Samuel M. Stone | |
Birth Name: | Samuel M. Stone |
Birth Date: | 19 February 1869 |
Birth Place: | Urbana, Ohio |
Death Place: | Hartford, Connecticut |
Spouse: | Alice Osborne Bailey Stone |
Employer: | Colt's Manufacturing Company |
Occupation: | Company President |
Samuel M. Stone (February 19, 1869 – December 9, 1959) was a President of Colt's Manufacturing Company who saw the company through the build-up to World War I and the end of World War II.
Stone was born in Urbana, Ohio in 1869 where he attended public schools. In 1890 he left Ohio for St. Louis to work as a buyer for Simmons Hardware Company. He worked at Simmons for 15 years, eventually leaving to accept a position at Colt Firearms.[1]
Samuel M. Stone started with Colt's Manufacturing Company in 1905 as a salesman. He was elected to company vice-president in 1916, and eventually President of Colt's from 1921 to 1944.[2] [3]
Anticipating a military draw-down following World War I, Stone and company president William C. Skinner implemented a diversification program at Colt's Manufacturing similar to that done at the close of the American Civil War. Skinner and Stone acquired contracts for business machines, calculators, dishwashers, motorcycles, and automobiles; all marketed under a name other than Colt. Other measures included cutting the work week, reducing salaries, and keeping more employees on the payroll than they needed, all of which kept the company in business.[4]

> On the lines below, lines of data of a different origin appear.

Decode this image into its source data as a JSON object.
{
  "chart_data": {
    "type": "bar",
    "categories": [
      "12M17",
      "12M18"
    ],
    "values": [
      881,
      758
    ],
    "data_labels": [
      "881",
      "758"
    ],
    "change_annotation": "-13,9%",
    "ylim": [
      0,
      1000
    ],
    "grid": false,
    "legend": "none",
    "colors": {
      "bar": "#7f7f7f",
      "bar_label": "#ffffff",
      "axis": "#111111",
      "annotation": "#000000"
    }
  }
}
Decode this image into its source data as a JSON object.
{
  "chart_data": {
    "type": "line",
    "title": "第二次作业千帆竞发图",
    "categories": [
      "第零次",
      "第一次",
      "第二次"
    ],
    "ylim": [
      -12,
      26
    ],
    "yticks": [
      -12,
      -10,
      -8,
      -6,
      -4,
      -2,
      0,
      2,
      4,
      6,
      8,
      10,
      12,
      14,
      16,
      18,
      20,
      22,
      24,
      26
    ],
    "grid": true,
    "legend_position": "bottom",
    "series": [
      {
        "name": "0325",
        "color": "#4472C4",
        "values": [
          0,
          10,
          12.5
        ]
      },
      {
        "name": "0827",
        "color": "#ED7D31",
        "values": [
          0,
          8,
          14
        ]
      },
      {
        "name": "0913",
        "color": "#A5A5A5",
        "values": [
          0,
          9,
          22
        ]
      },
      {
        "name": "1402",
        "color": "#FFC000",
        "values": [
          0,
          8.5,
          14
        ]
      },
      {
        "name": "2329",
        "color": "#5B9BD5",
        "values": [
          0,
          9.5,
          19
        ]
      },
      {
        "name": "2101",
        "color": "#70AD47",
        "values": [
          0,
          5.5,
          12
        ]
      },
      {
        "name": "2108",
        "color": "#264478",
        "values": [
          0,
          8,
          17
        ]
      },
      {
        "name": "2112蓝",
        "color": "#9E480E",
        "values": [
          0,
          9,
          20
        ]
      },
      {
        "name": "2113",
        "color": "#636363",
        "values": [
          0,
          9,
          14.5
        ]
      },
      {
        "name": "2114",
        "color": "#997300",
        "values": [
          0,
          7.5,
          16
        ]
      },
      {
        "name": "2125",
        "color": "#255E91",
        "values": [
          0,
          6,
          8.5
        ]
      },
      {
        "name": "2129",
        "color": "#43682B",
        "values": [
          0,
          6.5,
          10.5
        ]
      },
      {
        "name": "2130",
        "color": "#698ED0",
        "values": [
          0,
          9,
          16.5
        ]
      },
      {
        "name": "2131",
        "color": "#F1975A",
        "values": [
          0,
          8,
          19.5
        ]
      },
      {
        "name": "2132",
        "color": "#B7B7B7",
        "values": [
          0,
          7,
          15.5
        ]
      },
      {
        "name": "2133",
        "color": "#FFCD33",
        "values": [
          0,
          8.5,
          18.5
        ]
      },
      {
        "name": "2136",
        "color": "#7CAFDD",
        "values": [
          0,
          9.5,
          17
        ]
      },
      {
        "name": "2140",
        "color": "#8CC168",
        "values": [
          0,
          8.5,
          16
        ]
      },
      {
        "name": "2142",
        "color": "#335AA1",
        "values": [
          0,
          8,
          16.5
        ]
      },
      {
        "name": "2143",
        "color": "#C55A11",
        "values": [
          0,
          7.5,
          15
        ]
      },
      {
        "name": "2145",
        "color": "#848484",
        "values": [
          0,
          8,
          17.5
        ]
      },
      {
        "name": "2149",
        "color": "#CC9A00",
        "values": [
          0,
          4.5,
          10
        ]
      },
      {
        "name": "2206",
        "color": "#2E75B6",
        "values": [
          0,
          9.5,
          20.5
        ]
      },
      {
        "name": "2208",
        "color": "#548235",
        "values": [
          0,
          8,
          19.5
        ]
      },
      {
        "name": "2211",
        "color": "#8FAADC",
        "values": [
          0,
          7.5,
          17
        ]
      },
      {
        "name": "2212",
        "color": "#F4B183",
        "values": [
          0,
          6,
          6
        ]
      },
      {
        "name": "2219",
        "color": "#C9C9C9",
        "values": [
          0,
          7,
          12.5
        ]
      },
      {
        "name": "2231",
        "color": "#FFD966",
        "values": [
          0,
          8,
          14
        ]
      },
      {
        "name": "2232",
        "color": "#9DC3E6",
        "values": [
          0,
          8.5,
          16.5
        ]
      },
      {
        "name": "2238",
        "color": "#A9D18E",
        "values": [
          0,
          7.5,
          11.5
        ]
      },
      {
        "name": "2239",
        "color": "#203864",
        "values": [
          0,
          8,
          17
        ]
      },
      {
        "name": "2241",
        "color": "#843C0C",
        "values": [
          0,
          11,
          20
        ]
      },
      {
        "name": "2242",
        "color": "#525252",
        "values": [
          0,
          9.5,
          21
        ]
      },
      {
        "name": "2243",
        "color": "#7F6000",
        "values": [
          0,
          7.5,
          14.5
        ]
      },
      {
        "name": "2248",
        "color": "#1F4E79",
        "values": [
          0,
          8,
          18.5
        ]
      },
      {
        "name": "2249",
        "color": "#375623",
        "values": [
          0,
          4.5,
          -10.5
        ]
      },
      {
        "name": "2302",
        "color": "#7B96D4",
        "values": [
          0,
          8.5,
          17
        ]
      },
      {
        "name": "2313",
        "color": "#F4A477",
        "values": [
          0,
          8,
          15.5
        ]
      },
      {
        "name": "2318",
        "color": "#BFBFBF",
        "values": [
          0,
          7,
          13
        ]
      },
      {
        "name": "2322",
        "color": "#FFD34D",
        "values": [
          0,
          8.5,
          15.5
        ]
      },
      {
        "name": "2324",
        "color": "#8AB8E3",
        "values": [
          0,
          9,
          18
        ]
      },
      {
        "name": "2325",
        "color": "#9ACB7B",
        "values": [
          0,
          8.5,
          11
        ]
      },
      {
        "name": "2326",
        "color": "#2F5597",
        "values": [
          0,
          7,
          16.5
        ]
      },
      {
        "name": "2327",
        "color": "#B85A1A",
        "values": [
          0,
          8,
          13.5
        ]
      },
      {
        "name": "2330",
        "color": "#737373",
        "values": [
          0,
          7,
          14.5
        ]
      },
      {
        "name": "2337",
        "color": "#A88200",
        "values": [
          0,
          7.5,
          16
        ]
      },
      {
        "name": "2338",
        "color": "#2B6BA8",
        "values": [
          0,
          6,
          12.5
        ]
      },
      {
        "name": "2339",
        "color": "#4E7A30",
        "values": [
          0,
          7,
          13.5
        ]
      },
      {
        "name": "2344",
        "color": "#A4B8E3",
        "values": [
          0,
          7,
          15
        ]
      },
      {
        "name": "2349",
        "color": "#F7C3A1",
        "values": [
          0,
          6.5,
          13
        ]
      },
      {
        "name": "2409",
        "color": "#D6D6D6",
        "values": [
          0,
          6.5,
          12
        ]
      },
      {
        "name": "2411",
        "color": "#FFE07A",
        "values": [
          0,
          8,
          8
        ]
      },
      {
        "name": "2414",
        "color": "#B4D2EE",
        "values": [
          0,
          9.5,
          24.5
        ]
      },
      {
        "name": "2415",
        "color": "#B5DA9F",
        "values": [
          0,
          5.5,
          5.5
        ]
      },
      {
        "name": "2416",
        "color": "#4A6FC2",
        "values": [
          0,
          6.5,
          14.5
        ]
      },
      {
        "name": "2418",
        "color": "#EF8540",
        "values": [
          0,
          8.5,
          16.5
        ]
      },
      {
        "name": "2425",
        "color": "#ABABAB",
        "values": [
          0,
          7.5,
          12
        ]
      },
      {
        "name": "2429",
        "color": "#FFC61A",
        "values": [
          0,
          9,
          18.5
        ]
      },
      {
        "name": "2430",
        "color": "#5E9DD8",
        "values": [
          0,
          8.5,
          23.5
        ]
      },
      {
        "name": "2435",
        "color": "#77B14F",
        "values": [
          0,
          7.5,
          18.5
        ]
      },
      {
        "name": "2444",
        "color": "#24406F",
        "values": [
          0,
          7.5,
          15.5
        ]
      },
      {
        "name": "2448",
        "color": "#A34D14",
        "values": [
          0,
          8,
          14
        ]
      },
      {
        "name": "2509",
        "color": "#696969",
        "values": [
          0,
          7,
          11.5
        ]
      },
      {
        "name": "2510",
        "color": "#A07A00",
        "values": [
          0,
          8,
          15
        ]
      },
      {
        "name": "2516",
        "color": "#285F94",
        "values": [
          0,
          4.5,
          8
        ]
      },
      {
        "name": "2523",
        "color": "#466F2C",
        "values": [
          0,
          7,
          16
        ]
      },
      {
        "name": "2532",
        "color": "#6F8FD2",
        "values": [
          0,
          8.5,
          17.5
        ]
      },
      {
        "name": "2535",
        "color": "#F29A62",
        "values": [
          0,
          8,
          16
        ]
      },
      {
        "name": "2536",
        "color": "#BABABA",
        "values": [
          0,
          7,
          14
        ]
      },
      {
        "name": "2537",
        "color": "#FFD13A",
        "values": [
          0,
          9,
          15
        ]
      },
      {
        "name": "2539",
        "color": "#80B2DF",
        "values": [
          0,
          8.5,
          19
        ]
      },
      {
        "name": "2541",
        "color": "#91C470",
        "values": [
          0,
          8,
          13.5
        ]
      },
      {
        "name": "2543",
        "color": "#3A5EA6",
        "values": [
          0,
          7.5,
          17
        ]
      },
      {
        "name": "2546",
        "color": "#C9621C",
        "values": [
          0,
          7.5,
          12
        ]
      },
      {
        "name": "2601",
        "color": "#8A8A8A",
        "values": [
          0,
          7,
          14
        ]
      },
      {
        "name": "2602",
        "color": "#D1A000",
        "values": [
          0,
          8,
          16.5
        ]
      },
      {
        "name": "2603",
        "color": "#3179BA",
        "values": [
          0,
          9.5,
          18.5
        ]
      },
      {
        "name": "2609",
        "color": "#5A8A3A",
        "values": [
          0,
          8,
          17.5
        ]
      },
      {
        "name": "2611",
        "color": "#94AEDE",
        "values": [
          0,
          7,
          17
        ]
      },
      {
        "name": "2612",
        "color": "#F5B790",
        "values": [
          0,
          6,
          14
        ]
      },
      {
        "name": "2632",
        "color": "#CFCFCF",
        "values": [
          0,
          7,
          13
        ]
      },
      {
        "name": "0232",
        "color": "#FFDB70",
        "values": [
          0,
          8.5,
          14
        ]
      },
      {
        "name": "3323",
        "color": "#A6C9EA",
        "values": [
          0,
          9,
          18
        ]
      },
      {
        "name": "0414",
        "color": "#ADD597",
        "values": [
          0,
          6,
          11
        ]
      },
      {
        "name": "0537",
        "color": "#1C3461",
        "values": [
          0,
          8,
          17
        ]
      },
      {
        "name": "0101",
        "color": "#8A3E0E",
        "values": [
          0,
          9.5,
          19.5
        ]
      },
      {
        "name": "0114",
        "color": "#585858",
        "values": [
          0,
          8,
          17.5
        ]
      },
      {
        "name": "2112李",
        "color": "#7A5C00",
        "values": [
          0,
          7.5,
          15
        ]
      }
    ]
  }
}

Striking workers from the plant firebombed Stone's house in an act of terrorism in 1934.[5] Later that year, Stone was summoned to testify before the Nye Committee to address allegations that Colt (among many other companies also under investigation) had improperly campaigned for America to enter World War I, in order to increase arms sales to the U.S. government. Company records orived that this was incorrect, disclosing that Stone (and Colt as a whole) had been concentrating on selling pistols to markets in Latin America and Asia instead.[6]
In 1944 Colt faced labor and cash flow problems once again, as the demands of wartime production had required their workforce to surge dramatically, from 1100 workers in 1936, to a peak of over 13,000. The Federal Government intervened to ensure war materiel production was not interrupted, and had Stone step down as president.[7]